Dell and Hewlett-Packard (HP) hope to gain millions of dollars in government contracts now that they have listed dozens of their desktops, laptops and monitors in a database of environmentally sustainable IT products, the companies said Friday.
Starting Monday, IT buyers at government agencies and institutions will be able to search a database called EPEAT, the Electronics Products Environmental Assessment Tool, located at www.epeat.net.
Computer manufacturers can register their products at the site by certifying they have met the standards listed in IEEE 1680, a standard for environmentally sustainable electronics set by the Institute of Electrical and Electronics Engineers, said Jeff Scott, director of the waste management division for the U.S. Environmental Protection Agency (EPA), during a conference call with reporters.
The process of building and disposing of PCs and monitors produces tons of cadmium, mercury and lead, which are poisonous for both ecology and public health when they leak into the environment.
Even while they sit on users' desks, inefficient devices waste millions of kilowatts of electricity, contributing to climate-changing greenhouse gases, said the Green Electronics Council, an industry group that created the database under an EPA grant.

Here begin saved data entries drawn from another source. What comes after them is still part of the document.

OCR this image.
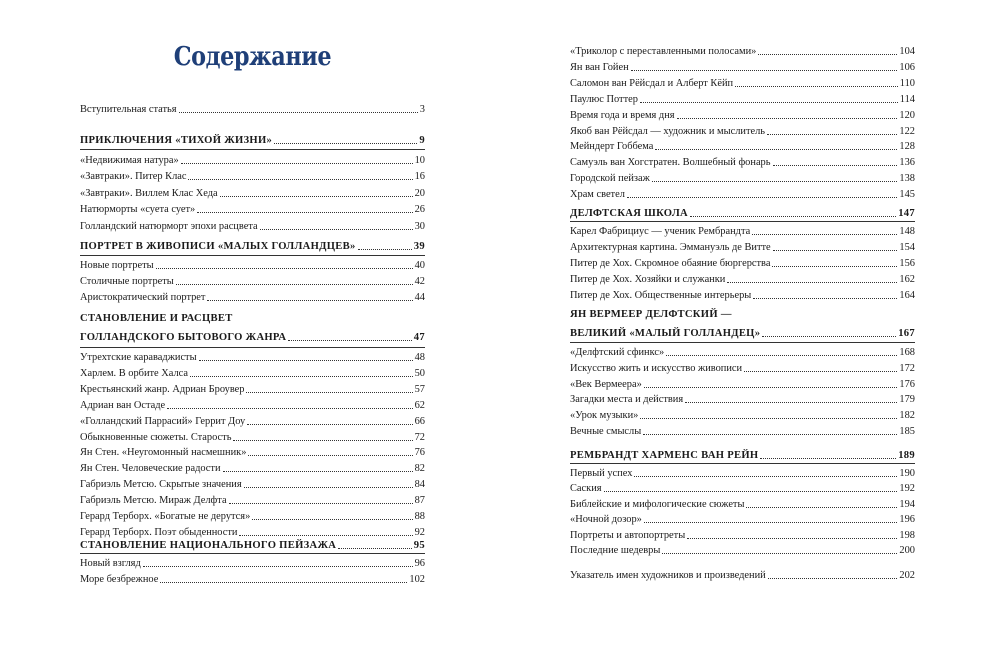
Содержание
Вступительная статья	3
ПРИКЛЮЧЕНИЯ «ТИХОЙ ЖИЗНИ»	9
«Недвижимая натура»	10
«Завтраки». Питер Клас	16
«Завтраки». Виллем Клас Хеда	20
Натюрморты «суета сует»	26
Голландский натюрморт эпохи расцвета	30
ПОРТРЕТ В ЖИВОПИСИ «МАЛЫХ ГОЛЛАНДЦЕВ»	39
Новые портреты	40
Столичные портреты	42
Аристократический портрет	44
СТАНОВЛЕНИЕ И РАСЦВЕТ
ГОЛЛАНДСКОГО БЫТОВОГО ЖАНРА	47
Утрехтские караваджисты	48
Харлем. В орбите Халса	50
Крестьянский жанр. Адриан Броувер	57
Адриан ван Остаде	62
«Голландский Паррасий» Геррит Доу	66
Обыкновенные сюжеты. Старость	72
Ян Стен. «Неугомонный насмешник»	76
Ян Стен. Человеческие радости	82
Габриэль Метсю. Скрытые значения	84
Габриэль Метсю. Мираж Делфта	87
Герард Терборх. «Богатые не дерутся»	88
Герард Терборх. Поэт обыденности	92
СТАНОВЛЕНИЕ НАЦИОНАЛЬНОГО ПЕЙЗАЖА	95
Новый взгляд	96
Море безбрежное	102
«Триколор с переставленными полосами»	104
Ян ван Гойен	106
Саломон ван Рёйсдал и Алберт Кёйп	110
Паулюс Поттер	114
Время года и время дня	120
Якоб ван Рёйсдал — художник и мыслитель	122
Мейндерт Гоббема	128
Самуэль ван Хогстратен. Волшебный фонарь	136
Городской пейзаж	138
Храм светел	145
ДЕЛФТСКАЯ ШКОЛА	147
Карел Фабрициус — ученик Рембрандта	148
Архитектурная картина. Эммануэль де Витте	154
Питер де Хох. Скромное обаяние бюргерства	156
Питер де Хох. Хозяйки и служанки	162
Питер де Хох. Общественные интерьеры	164
ЯН ВЕРМЕЕР ДЕЛФТСКИЙ —
ВЕЛИКИЙ «МАЛЫЙ ГОЛЛАНДЕЦ»	167
«Делфтский сфинкс»	168
Искусство жить и искусство живописи	172
«Век Вермеера»	176
Загадки места и действия	179
«Урок музыки»	182
Вечные смыслы	185
РЕМБРАНДТ ХАРМЕНС ВАН РЕЙН	189
Первый успех	190
Саския	192
Библейские и мифологические сюжеты	194
«Ночной дозор»	196
Портреты и автопортреты	198
Последние шедевры	200
Указатель имен художников и произведений	202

So increasingly, state and federal contracts require PCs and peripherals that can be safely produced, efficiently operated and cleanly recycled. The new database is designed to make those products easy to find.
"If you want a greener laptop or desktop, you don't have to be an environmental engineer or a computer expert, you just have to specify EPEAT," Scott said.
The rewards for PC vendors can be huge. The state of Massachusetts alone requires EPEAT registration for products purchased in its $US70 million annual budget for IT hardware. EPEAT is also a condition in $US30 billion of federal contracts from the U.S. departments of Homeland Security, Defense, Interior, Energy and Commerce, as well as the National Aeronautics and Space Administration and the Federal Aviation Administration.
The promise of those contracts will drive PC vendors and consumers to become better environmental stewards, said Ed Pinero, head of the White House office of the federal environmental executive.
"By setting standards for manufacturers to follow, the marketplace itself becomes a catalyst for change to produce more environmentally sustainable products," Pinero said during the conference call.
Dell hopes to win some of those contracts by listing 28 products in the EPEAT database, including its OptiPlex desktops, Precision workstations (both desktop and mobile versions), Latitude notebooks and flat panel monitors, said Mark Schaffer, Dell's manager of worldwide environmental affairs.
HP has listed 32 products, including flat panel monitors and HP Compaq notebooks, tablets and desktops.
Apple Computer also made a bid to boost profits with green computers when it announced in April it would offer free recycling of customers' old PCs. Dell began a similar program in June.